Guglielmo joined President Christina Paxson, Fellow Craig Barton from the Brown Corporation, members of Andrews’ family and hundreds of University employees on a sunny, gusty afternoon to dedicate and rename Brown’s current Facilities Management Building at 295 Lloyd Ave. to the longtime custodian and manager. Andrews was known by many on campus for his relentlessly positive attitude, innovative ideas and dedication to the institution, attendees said.
“Phil Andrews was emblematic of everything that we love about the people who work here,” Paxson said. “He gave Brown a lifetime of hard work and devotion, and clearly he had become a beloved member of his community and a beloved colleague to so many people… This building will always stand to honor that legacy.”
Though few current Brown employees had occasion to meet the late Philip D. Andrews, his story is familiar to many in Facilities Management — the successor department to Plant Operations — and elsewhere around campus. Andrews was hired by the University as a custodian in 1947 and spent his early days cleaning the buildings at Pembroke College, where women at Brown were educated. Over the years, Andrews earned promotion after promotion until, by the 1980s, he had worked his way up to custodial service manager, overseeing all of the custodians within the University’s residence halls.
When Andrews died in 1990, after 43 years of service, then-University President Vartan Gregorian moved to dedicate the Plant Operations building to him.
“It is rare — and frankly, perhaps unique — that a university dedicates a building to an employee,” Gregorian said in an address to staff members at a 1991 dedication event. “Phil felt a dedication and commitment to his work at Brown that was exemplary. And his genial and warm spirit were remarkable.”
Guglielmo said Andrews’ unwavering dedication to work had been evident to all who knew him. The custodial manager would go miles out of his way to help any colleague, according to an obituary published in a University newsletter. During the infamous Blizzard of 1978, when several feet of snow brought the city to a standstill, he walked 10 miles to work from his East Providence home to ensure pathways were cleared and safe for students, his son Rodney Andrews shared Friday. And when he realized he couldn’t be promoted to a new position without a high school diploma, Andrews, who had left high school early to support his family, worked hard to obtain his GED, said his daughter Sandy Perry at the event.

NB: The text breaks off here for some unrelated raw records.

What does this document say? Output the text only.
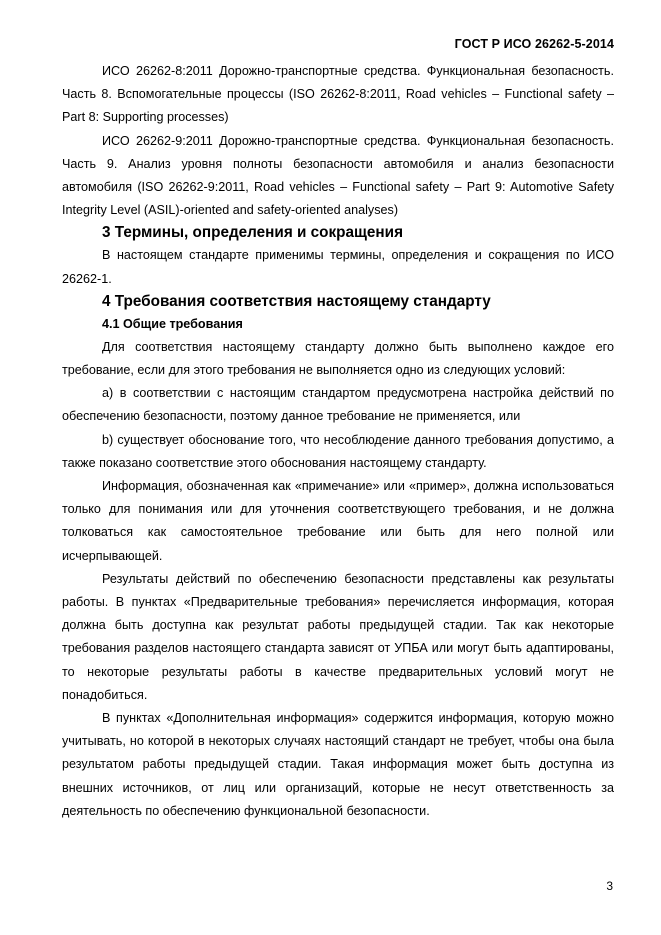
ГОСТ Р ИСО 26262-5-2014

ИСО 26262-8:2011 Дорожно-транспортные средства. Функциональная безопасность. Часть 8. Вспомогательные процессы (ISO 26262-8:2011, Road vehicles – Functional safety – Part 8: Supporting processes)

ИСО 26262-9:2011 Дорожно-транспортные средства. Функциональная безопасность. Часть 9. Анализ уровня полноты безопасности автомобиля и анализ безопасности автомобиля (ISO 26262-9:2011, Road vehicles – Functional safety – Part 9: Automotive Safety Integrity Level (ASIL)-oriented and safety-oriented analyses)

3 Термины, определения и сокращения

В настоящем стандарте применимы термины, определения и сокращения по ИСО 26262-1.

4 Требования соответствия настоящему стандарту
4.1 Общие требования

Для соответствия настоящему стандарту должно быть выполнено каждое его требование, если для этого требования не выполняется одно из следующих условий:

a) в соответствии с настоящим стандартом предусмотрена настройка действий по обеспечению безопасности, поэтому данное требование не применяется, или

b) существует обоснование того, что несоблюдение данного требования допустимо, а также показано соответствие этого обоснования настоящему стандарту.

Информация, обозначенная как «примечание» или «пример», должна использоваться только для понимания или для уточнения соответствующего требования, и не должна толковаться как самостоятельное требование или быть для него полной или исчерпывающей.

Результаты действий по обеспечению безопасности представлены как результаты работы. В пунктах «Предварительные требования» перечисляется информация, которая должна быть доступна как результат работы предыдущей стадии. Так как некоторые требования разделов настоящего стандарта зависят от УПБА или могут быть адаптированы, то некоторые результаты работы в качестве предварительных условий могут не понадобиться.

В пунктах «Дополнительная информация» содержится информация, которую можно учитывать, но которой в некоторых случаях настоящий стандарт не требует, чтобы она была результатом работы предыдущей стадии. Такая информация может быть доступна из внешних источников, от лиц или организаций, которые не несут ответственность за деятельность по обеспечению функциональной безопасности.

3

“He was very dedicated to Brown, and I think it’s because Brown was so dedicated to him,” Perry said.
Among Andrews’ many achievements, Guglielmo shared, was his success in leading the University’s first recycling program beginning in the late 1980s. At the time, his work received recognition from several professional organizations.
Another of his achievements was less quantifiable but no less important: Andrews was rarely seen without a smile on his face, even at the end of a 16-hour workday during Commencement and Reunion Weekend. He would take the time to greet everyone from a custodian to the University president — a quality Gregorian had greatly admired during this time as president, according to Paxson.
“For more than four decades, what [Andrews] did and how he did it… touched the lives of this community… in ways seen and unseen,” Paxson said. “He made his mark here, and that’s something worth celebrating and remembering.”